Pada pertemuan kali ini terdapat suatu ‘rumus’ baru  yaitu: poets = historian = linguist → to understand values. Dalam menulis, seorang sastrawan haruslah dapat menghancurkan dinding yang menyembunyikan rahasia-rahasia besar yang ada dibaliknya. Seperti juga seorang sejarahwan dan ahli linguistik, mereka semua juga sama-sama mempunyai tugas ‘to reveal something new’.  Karena untuk menjadi mereka pun tidaklah sembarang orang.  Hanya orang-orang yang berliterasi tinggilah yang akan bisa seperti mereka semua.
The Flam That Fires Up My Soul: Milan Kundera comments (in L’Art duroman , 1986) :
“to write,means for the poet to crush the wall behind which something that ``was always there'' hides.” Arinya bagi sastrrawan menulis itu seperti menghancurkan tembok untuk melihat atau mengungkap sesuatu yang selalu disana dan tersembunyi di balik tembok.  Ini berarti tugas dari penulis atau sastrawan tidak berbeda dengan historian atau sejarawan, yang juga menemukan dari pada membuat.
“In this respect, the task of the poet is not different from the work of history, which also discovers rather than invents.

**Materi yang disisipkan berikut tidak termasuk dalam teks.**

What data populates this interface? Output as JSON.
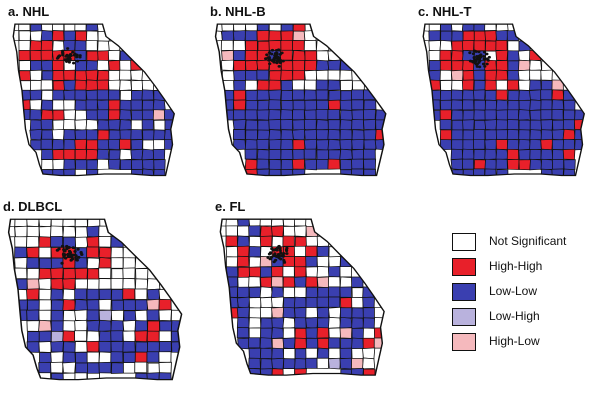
{
  "panels": [
    {
      "id": "a",
      "title": "a.  NHL",
      "pattern": {
        "red": 0.22,
        "blue": 0.42,
        "pink": 0.02,
        "lav": 0.0
      }
    },
    {
      "id": "b",
      "title": "b.  NHL-B",
      "pattern": {
        "red": 0.22,
        "blue": 0.62,
        "pink": 0.02,
        "lav": 0.0
      }
    },
    {
      "id": "c",
      "title": "c.  NHL-T",
      "pattern": {
        "red": 0.2,
        "blue": 0.58,
        "pink": 0.03,
        "lav": 0.0
      }
    },
    {
      "id": "d",
      "title": "d.  DLBCL",
      "pattern": {
        "red": 0.16,
        "blue": 0.3,
        "pink": 0.02,
        "lav": 0.02
      }
    },
    {
      "id": "e",
      "title": "e.  FL",
      "pattern": {
        "red": 0.18,
        "blue": 0.36,
        "pink": 0.03,
        "lav": 0.01
      }
    }
  ],
  "legend": [
    {
      "label": "Not Significant",
      "color": "#ffffff"
    },
    {
      "label": "High-High",
      "color": "#e8202a"
    },
    {
      "label": "Low-Low",
      "color": "#3a3fb0"
    },
    {
      "label": "Low-High",
      "color": "#b9b2dd"
    },
    {
      "label": "High-Low",
      "color": "#f5b9bd"
    }
  ]
}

History, like poets, uncovers, in ever new situations, the human possibilities heretofore hidden or nother source of inspiration : “What history does matter of factly, is a mission for the poet. “ Artinya apa yang dilakukan sejarah tentang fakta adalah misi untuk para sastrawan atau penyair.
Kata- kata tersebut mengartikan bahwa seorang penyair dan sejarawan memiliki tugas dan misi yang sama.  Seperti kata Fowler (1996 : 10) “Like the historian critical linguist aims to understand the values which underpin social, economic, and political formations, and diachronically, changes in values and changes in formaitons.
Ini berarti seorang penyair dan sejarawan memiliki tujuan yang sama, yaitu memahami value.  Value di sini yang mendukung formasi sosial, ekonomi, dan politik berdasarkan dengan ilmu linguistik, merubah atau perubahan nilai dan perubahan atau merubah formasi.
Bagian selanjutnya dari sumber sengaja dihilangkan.